Debe tomarse en cuenta, además, que lo que se vive en Bolivia es el resultado de siglos de postergación de sectores mayoritarios de la población, a manos de minorías que viven en condiciones realmente envidiables. Así, como dice Guillermo Giacosa en su columna de hoy, titulada Redistribuir es una mala palabra, "La complejísima situación en el país altiplánico podría resumirse afirmando que los que tienen privilegios no quieren perderlos y que los que comen salteado quieren comer todos los días. Hoy, el presidente de ese país pertenece al grupo de los que han comido salteado y que, por extraña casualidad es, en su inmensa mayoría, de origen indígena" y busca "mejorar el nivel de vida de quienes considera sus hermanos, afectando lo menos posible los intereses de quienes han tenido la sartén por el mango hasta su arribo". Pero, como resulta evidente, quienes ven amenazados sus privilegios están recurriendo a todas las armas posibles para, cuchillo en el diente, no dejar que se les arrebate nada.

Ahora bien, lo que está en juego es la democracia, que, como señala Santiago Pedraglio, "es un conjunto de derechos y un procedimiento para dirimir legalmente los conflictos: sería conveniente defenderla al margen de la afinidad con uno u otro bando".

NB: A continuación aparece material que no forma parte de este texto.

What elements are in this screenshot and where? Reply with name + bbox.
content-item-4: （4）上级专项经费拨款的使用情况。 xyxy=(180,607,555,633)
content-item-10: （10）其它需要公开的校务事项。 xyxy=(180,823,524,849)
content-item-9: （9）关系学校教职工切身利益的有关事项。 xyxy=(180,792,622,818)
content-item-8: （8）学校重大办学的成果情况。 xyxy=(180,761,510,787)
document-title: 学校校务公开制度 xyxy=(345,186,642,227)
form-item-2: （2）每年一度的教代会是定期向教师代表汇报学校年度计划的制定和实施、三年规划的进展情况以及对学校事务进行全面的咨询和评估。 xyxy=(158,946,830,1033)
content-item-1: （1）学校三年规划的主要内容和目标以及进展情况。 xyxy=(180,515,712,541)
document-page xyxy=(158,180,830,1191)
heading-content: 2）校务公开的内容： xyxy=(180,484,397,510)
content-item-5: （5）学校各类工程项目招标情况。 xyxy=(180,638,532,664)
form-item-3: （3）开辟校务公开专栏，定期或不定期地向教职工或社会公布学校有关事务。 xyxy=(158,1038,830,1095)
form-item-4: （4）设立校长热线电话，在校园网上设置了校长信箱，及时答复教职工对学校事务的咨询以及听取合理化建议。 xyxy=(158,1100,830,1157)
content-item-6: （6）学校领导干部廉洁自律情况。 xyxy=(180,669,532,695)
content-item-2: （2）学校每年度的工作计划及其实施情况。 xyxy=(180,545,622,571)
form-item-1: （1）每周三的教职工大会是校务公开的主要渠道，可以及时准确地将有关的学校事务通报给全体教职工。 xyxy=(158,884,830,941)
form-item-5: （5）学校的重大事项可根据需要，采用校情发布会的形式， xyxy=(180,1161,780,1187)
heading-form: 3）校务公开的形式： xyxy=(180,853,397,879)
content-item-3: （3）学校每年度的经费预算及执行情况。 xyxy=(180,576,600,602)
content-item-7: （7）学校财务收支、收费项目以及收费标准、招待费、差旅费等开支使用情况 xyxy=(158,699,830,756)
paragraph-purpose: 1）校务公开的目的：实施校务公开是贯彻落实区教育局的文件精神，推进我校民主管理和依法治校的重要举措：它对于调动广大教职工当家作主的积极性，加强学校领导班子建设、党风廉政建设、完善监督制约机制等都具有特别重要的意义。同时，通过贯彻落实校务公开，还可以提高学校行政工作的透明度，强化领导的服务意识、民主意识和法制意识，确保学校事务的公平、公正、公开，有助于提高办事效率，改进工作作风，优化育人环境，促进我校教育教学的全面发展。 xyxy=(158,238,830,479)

lunes, 18 de agosto de 2008

El Estado visto desde distintas perspectivas: dos caras de una misma moneda

Hoy aparecieron en el Diario Perú 21, dos artículos en los que Alfredo Bullard y Guillermo Giacosa dan sus puntos de vista desde una perspectiva completamente distinta del quehacer estatal. Bullard narra un incidente en el que un miembro de la Policía quiso obtener de él una coima, bajo el pretexto de que era para el aceite del patrullero; con razón se queja y manifiesta que "Ningún funcionario del Estado tiene derecho a “asaltarme” con requerimientos de ese tipo", concluyendo que si el crecimiento económico "no va acompañado con crecimiento moral de nuestros funcionarios, la popularidad del gobierno seguirá cayendo". Comparto plenamente la indignación planteada. No obstante, como reza el propio neoliberalismo, muchas veces todo tiene una explicación económica y en el caso de la corrupción, repudiable venga de donde venga (pues es simplista decir que la corrupción solo es de los funcionarios públicos), no creo que su explicación se reduzca a la "inmoralidad innata" de los agentes del Estado.
En ese sentido, es interesante lo que manifiesta Giacosa en su artículo: "Así como es obligación del periodista señalar los hechos negativos, es también obligación poner de relieve los avances que se realizan a favor de un mejor funcionamiento de la maquinaria del Estado". Y lo que, él destacaba era que en su última visita a un Ministerio "todo se resolvió expeditiva y racionalmente en solo quince minutos y tal situación, para quien esperaba atravesar una semana de penurias, tuvo gusto a milagro. No fue, y esto pude corroborarlo, un caso particular. Todos quienes acudían recibían exactamente el mismo trato y eso es lo que realmente me entusiasmó".
Entonces, la tarea no solo de las instituciones sociales sino también de los ciudadanos, que desde una perspectiva somos consumidores (y por ello gozamos, al menos teóricamente, de soberanía sobre el mercado), es denunciar drásticamente los casos en que se vulneren nuestros derechos o los de los demás y, al mismo tiempo, destacar los casos positivos en los que, por el contrario, se nos dio el lugar que nos corresponde, reconociéndonos como ciudadanos en plenitud.